The master plan made provision for a new hospital to replace Crawley Hospital in West Green. Despite support from the Corporation and Crawley Urban District Council, the regional health authority decided that the existing hospital should be extended and modernised instead. The Corporation had no responsibility for health clinics: these were built by West Sussex County Council, as were the police and fire stations.

==Later years and dissolution==
In 1959, the Corporation's chief executive Colonel Turner left. A year later, Thomas Bennett—who with his "enthusiasm and energy ... left his stamp on the town"—resigned. Within 13 years, he had carried out his aim of turning Minoprio's master plan into reality. "Inflexible, dogmatic and highly successful", his influence ensured that the 15-year growth and other targets set in 1947 were met or exceeded. Few major projects remained, and the local council was able to take responsibility for the remaining needs of the developed community, which by the early 1960s had grown to 59,000 people. The New Towns Act 1959 created a national Commission for New Towns, whose responsibilities were similar to those of the original Development Corporations; accordingly in 1962, Crawley Development Corporation was wound up and the Commission acquired its assets. It was also granted some of the Corporation's former powers.

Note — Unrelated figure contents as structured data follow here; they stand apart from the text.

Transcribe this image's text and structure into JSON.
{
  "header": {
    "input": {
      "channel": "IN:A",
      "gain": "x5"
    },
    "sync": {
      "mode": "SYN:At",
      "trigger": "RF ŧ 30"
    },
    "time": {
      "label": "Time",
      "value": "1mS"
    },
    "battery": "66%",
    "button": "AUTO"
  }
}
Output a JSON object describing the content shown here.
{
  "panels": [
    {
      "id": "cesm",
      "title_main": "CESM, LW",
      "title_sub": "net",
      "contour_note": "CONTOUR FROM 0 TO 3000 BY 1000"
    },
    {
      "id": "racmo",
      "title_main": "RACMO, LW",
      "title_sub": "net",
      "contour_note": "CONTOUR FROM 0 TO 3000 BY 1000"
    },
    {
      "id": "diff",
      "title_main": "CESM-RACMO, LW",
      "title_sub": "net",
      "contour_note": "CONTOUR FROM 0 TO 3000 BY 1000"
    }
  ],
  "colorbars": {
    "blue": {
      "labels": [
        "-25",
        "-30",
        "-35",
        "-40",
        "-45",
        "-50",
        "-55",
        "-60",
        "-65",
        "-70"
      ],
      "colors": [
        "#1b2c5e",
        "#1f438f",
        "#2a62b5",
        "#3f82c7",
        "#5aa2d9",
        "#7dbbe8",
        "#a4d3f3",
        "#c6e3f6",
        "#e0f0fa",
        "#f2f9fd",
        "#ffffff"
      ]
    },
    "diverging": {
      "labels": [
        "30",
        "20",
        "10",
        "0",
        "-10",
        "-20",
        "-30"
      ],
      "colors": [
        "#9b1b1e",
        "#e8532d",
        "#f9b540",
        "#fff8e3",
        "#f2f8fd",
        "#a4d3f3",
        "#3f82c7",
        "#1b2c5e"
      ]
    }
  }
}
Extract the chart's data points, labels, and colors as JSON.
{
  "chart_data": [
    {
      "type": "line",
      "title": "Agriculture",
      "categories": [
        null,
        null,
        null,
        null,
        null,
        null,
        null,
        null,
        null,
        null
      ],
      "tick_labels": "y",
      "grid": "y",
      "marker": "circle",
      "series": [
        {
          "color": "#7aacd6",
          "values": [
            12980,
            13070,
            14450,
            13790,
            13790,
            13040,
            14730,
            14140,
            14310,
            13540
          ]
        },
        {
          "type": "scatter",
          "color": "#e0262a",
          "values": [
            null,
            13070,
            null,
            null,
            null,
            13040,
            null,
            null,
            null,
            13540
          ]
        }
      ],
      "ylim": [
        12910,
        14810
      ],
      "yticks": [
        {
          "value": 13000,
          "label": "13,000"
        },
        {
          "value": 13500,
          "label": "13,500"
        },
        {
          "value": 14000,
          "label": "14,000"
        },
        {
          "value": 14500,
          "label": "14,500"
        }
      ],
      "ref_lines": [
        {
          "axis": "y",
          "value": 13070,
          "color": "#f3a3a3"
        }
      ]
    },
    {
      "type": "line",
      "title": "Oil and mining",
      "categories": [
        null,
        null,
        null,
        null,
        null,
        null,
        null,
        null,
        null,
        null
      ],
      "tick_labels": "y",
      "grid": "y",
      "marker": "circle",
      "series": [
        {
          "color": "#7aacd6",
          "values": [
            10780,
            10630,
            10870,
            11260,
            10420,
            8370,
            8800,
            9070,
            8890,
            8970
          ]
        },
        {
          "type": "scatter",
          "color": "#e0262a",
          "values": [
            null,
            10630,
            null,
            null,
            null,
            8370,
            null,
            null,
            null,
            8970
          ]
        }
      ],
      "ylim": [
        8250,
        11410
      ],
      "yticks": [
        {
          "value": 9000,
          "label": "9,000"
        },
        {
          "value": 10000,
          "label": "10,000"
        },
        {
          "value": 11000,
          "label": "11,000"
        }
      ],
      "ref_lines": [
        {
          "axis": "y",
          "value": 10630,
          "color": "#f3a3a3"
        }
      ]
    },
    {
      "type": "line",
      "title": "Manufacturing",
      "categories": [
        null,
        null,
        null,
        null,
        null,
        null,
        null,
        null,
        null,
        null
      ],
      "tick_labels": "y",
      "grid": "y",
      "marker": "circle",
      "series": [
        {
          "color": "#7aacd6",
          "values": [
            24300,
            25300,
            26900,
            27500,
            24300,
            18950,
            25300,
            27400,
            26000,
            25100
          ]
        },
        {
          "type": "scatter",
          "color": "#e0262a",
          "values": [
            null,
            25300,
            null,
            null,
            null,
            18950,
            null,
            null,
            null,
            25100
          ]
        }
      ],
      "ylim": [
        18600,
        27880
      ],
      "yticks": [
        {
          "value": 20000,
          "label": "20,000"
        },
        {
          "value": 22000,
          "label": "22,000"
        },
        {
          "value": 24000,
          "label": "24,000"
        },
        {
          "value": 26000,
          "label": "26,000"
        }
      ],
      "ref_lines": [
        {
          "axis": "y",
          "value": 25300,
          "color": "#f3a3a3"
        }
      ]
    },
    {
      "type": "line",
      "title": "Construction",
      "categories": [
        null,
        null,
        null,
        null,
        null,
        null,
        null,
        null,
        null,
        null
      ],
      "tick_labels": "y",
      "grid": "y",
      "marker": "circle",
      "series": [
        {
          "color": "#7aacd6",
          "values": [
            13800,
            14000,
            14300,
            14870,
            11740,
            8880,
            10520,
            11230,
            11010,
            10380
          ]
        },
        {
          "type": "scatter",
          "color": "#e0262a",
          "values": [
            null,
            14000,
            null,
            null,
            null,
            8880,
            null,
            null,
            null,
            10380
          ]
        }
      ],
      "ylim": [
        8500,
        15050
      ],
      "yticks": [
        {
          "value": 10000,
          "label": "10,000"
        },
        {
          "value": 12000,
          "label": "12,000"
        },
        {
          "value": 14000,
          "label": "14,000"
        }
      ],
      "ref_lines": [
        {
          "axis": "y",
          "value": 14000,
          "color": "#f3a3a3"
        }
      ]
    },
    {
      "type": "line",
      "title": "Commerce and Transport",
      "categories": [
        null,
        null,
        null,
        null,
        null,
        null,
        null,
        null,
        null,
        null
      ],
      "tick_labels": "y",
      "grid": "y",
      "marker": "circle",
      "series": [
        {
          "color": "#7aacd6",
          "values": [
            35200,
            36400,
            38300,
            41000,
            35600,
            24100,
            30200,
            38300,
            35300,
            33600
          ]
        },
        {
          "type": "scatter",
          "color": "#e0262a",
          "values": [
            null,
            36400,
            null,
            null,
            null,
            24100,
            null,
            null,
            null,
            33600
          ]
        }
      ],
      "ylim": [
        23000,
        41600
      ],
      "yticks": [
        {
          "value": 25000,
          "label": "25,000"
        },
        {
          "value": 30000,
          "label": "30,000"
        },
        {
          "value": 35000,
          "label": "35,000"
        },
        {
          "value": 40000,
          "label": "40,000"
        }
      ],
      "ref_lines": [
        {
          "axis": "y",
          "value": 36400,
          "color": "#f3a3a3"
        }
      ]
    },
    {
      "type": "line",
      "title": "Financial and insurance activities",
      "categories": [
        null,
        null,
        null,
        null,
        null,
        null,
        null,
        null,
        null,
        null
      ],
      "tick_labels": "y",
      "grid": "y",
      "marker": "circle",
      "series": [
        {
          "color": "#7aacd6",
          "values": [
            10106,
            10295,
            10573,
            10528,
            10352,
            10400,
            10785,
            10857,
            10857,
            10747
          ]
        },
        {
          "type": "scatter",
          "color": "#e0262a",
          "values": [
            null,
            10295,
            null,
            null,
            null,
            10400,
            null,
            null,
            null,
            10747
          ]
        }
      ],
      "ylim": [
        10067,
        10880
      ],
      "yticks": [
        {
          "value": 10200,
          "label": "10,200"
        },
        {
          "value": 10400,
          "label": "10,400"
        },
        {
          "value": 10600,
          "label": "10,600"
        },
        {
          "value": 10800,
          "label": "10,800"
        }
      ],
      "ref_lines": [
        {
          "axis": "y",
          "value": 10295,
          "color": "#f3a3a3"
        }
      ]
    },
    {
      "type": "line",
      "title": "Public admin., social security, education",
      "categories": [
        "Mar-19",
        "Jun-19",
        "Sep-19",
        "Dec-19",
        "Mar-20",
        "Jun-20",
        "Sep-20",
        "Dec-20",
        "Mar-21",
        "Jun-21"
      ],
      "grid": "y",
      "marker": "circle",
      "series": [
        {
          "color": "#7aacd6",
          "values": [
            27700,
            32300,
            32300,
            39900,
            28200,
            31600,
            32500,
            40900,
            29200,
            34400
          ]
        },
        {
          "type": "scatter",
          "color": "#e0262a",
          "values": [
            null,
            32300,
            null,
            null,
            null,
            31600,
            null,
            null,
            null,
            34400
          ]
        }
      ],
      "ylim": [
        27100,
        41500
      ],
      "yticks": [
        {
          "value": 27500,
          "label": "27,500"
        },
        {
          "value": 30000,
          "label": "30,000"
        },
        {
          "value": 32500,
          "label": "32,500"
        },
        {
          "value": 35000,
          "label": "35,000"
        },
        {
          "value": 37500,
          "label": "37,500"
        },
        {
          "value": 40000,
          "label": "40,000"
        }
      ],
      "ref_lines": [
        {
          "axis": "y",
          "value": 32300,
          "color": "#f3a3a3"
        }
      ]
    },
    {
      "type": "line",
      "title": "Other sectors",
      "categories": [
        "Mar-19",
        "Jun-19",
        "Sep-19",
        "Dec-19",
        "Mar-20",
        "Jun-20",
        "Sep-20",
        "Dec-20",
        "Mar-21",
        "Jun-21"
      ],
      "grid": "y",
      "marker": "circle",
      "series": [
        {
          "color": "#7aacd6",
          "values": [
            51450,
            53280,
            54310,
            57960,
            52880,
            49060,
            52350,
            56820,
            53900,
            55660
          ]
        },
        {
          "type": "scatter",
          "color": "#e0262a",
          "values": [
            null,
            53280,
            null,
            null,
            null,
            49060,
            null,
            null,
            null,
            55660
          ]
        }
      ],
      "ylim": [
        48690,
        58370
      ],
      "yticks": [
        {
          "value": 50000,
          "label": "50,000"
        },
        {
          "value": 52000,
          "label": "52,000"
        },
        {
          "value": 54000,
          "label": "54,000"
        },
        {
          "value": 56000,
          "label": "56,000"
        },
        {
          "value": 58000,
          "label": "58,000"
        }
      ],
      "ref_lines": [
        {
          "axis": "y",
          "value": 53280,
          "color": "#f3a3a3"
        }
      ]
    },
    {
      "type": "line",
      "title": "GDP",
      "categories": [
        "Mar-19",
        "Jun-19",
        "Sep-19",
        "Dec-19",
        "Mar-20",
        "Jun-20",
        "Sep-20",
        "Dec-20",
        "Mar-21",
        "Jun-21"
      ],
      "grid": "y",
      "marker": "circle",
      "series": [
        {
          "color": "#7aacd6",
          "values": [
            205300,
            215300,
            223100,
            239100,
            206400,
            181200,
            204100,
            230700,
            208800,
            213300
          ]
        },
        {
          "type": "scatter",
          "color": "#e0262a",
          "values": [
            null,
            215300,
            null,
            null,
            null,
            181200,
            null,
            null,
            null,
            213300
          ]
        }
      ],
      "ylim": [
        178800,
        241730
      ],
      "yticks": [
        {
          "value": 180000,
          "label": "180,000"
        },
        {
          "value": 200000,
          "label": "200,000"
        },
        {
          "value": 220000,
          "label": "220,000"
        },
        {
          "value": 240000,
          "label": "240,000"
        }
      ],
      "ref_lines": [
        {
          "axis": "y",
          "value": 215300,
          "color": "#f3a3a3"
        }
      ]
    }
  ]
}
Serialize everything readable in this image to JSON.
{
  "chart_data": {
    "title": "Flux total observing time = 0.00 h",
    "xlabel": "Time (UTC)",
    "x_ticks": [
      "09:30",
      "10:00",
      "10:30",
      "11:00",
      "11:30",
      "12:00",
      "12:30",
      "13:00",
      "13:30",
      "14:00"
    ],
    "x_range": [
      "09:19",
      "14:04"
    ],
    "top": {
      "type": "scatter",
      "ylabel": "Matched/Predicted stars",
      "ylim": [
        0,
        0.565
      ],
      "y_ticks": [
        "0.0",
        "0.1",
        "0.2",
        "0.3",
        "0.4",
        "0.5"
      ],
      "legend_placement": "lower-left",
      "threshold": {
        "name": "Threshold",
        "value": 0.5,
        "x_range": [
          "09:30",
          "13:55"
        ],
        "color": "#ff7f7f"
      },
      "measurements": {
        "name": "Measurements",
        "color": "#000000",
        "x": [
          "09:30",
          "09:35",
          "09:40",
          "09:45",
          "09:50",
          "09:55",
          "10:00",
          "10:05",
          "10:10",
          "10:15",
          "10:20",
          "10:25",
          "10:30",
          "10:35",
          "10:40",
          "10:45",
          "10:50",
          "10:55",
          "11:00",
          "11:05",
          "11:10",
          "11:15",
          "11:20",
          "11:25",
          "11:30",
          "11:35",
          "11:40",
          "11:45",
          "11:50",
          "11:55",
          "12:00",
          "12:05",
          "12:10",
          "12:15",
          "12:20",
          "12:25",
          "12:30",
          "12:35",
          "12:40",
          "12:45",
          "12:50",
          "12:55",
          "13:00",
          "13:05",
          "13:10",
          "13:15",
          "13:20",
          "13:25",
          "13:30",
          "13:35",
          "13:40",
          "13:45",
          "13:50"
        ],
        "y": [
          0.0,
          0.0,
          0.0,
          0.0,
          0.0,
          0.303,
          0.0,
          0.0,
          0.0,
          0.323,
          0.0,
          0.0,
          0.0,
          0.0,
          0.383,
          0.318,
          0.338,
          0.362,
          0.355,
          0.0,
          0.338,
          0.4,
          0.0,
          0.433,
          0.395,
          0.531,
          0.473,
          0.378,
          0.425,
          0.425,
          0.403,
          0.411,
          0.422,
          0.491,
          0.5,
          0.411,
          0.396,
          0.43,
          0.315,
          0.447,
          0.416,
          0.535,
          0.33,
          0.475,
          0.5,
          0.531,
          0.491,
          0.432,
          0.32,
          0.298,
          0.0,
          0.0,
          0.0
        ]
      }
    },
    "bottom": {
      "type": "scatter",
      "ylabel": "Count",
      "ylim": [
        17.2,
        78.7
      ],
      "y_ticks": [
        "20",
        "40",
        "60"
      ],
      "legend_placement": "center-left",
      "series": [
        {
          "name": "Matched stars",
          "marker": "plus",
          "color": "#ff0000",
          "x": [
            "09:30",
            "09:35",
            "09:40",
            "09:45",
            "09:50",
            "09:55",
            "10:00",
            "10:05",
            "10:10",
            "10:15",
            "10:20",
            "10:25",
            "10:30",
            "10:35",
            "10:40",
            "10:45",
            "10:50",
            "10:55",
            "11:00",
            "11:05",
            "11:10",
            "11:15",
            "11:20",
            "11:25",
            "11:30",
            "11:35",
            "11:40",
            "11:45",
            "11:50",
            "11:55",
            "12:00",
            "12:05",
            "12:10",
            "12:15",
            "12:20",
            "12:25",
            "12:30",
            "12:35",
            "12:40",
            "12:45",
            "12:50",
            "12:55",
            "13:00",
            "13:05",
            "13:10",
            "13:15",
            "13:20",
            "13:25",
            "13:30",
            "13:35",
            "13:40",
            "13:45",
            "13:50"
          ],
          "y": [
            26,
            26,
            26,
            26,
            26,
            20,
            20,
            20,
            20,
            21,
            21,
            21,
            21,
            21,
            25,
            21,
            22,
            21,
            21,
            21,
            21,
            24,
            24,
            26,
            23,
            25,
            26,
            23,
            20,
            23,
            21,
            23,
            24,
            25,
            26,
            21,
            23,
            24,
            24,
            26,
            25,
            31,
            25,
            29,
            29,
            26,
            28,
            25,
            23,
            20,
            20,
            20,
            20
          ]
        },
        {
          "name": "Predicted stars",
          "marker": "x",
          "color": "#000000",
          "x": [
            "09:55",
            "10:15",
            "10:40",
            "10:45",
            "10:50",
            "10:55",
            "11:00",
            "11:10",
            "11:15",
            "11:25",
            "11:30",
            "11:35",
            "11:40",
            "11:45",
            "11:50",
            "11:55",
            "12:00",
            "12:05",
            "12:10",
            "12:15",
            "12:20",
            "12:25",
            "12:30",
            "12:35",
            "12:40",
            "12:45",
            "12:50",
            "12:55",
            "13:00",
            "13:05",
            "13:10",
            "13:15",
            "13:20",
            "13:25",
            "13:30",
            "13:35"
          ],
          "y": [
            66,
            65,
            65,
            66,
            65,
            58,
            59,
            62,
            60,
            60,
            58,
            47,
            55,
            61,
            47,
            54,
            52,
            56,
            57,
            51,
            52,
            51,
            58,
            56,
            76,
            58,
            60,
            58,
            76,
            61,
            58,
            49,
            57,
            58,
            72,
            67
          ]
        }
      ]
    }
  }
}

The form and function of modern Crawley are closely linked with the Development Corporation's actions during its 15-year existence. The layout of the urban area conforms closely to the master plan, and Crawley's continuing status as an important regional commercial and industrial centre is attributable to the work done by the Corporation in attracting outside firms and providing suitable sites for them. Other aims have not been met so successfully. The Corporation originally aimed to define a firm boundary for the urban area, preventing additional development and preserving the green belt (whose extent was marked on the master plan). Since 1962, the original nine residential neighbourhoods have become 13 with the addition of Furnace Green, Broadfield, Bewbush and Maidenbower, and the rapid growth of Gatwick Airport from the late 1950s meant that more land was needed for its dependent industries. The airport, previously in Surrey, was brought within Crawley's boundary in 1974, extending the urban area northwards.

==Coat of arms==
Crawley Development Corporation was granted a coat of arms in 1951. Its official heraldic description is "Or, on a fesse gules between three crows sable, three chevronels interlaced argent, all within a bordure azure charged with sixteen martles or". The crows relate to the etymology of Crawley's name: by the 5th century, the area was known as Crow's Leah—a crow-infested clearing. The martlet, a mythical swallow-like bird with no feet, has been an emblem of Sussex since the 17th century or earlier. Elements from the coat of arms were used in some of the street names of the Broadfield neighbourhood when it was built in the 1970s.